Far near―忍愛―


「お前は俺の親友だしな、別に居座ってくれても全然構わねーんだけどよ」

「……何さ」

「…流石に男と同じベッドに寝る趣味は俺にはねーぞ」

シングルベッドに男が二人並んで寝ると、恐ろしいくらい身体が密着して想像以上に寝心地が悪かった。

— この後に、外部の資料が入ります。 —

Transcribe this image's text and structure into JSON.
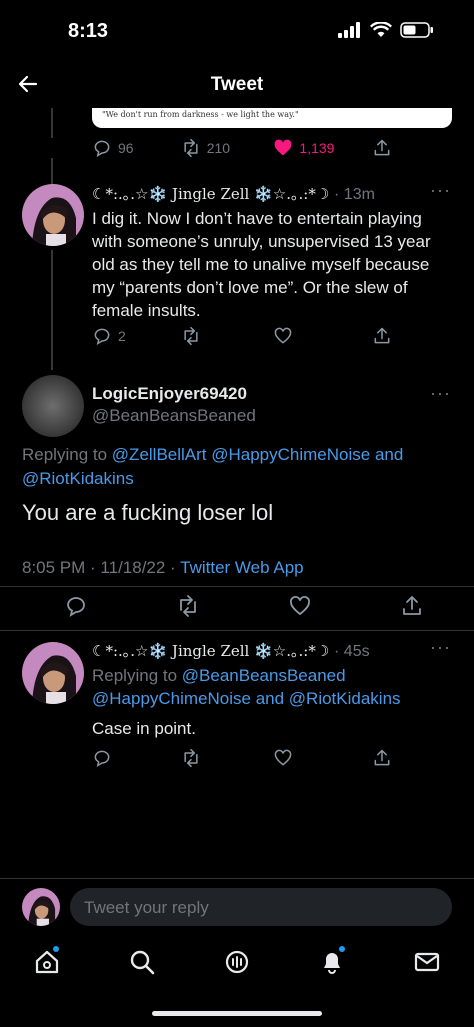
{
  "status_bar": {
    "time": "8:13"
  },
  "header": {
    "title": "Tweet"
  },
  "quoted_card": {
    "caption": "\"We don't run from darkness - we light the way.\""
  },
  "parent_tweet_actions": {
    "replies": "96",
    "retweets": "210",
    "likes": "1,139"
  },
  "tweet1": {
    "display_name": "☾*:.｡.☆❄️ Jingle Zell ❄️☆.｡.:*☽",
    "time": "· 13m",
    "text": "I dig it. Now I don’t have to entertain playing with someone’s unruly, unsupervised 13 year old as they tell me to unalive myself because my “parents don’t love me”. Or the slew of female insults.",
    "replies": "2"
  },
  "main_tweet": {
    "display_name": "LogicEnjoyer69420",
    "handle": "@BeanBeansBeaned",
    "replying_prefix": "Replying to",
    "replying_to": "@ZellBellArt @HappyChimeNoise and",
    "replying_to_2": "@RiotKidakins",
    "text": "You are a fucking loser lol",
    "timestamp": "8:05 PM · 11/18/22 ·",
    "source": "Twitter Web App"
  },
  "reply_tweet": {
    "display_name": "☾*:.｡.☆❄️ Jingle Zell ❄️☆.｡.:*☽",
    "time": "· 45s",
    "replying_prefix": "Replying to",
    "replying_to": "@BeanBeansBeaned",
    "replying_to_2": "@HappyChimeNoise and @RiotKidakins",
    "text": "Case in point."
  },
  "composer": {
    "placeholder": "Tweet your reply"
  },
  "tabbar": [
    "home-icon",
    "search-icon",
    "spaces-icon",
    "notifications-icon",
    "messages-icon"
  ],
  "colors": {
    "accent": "#1d9bf0",
    "like": "#f91880",
    "link": "#4a9ae8"
  }
}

「ふっ…全く同感だ。俺もモアイかなにかと寝てる気分だよ」


そもそも何故そんな事になっているのかと言うと、お互いにベッドで寝ると言い張ってどちらも引かなかったからこうなったという単純な理由なんだが

俺は曲がりなりにも一応お坊ちゃんなので

布団のような固い所では眠れないというか寝たくない。


居候の身である以上贅沢は言えない、と思いつつ。

毎日のように佐和子の柔らかい身体を抱きまくらにしていた俺としては、ゴツゴツした岩のようなものが隣にあるとどーにもこーにも落ち着かなかった。


家に帰らなくなってそろそろ一週間が経とうとしているけれど、慣れるどころか恋しさはどんどん募るばかり。

18年もの間に染み付いたこのヘタレ精神はそう簡単に変えられるものではないという事を俺は痛感していた。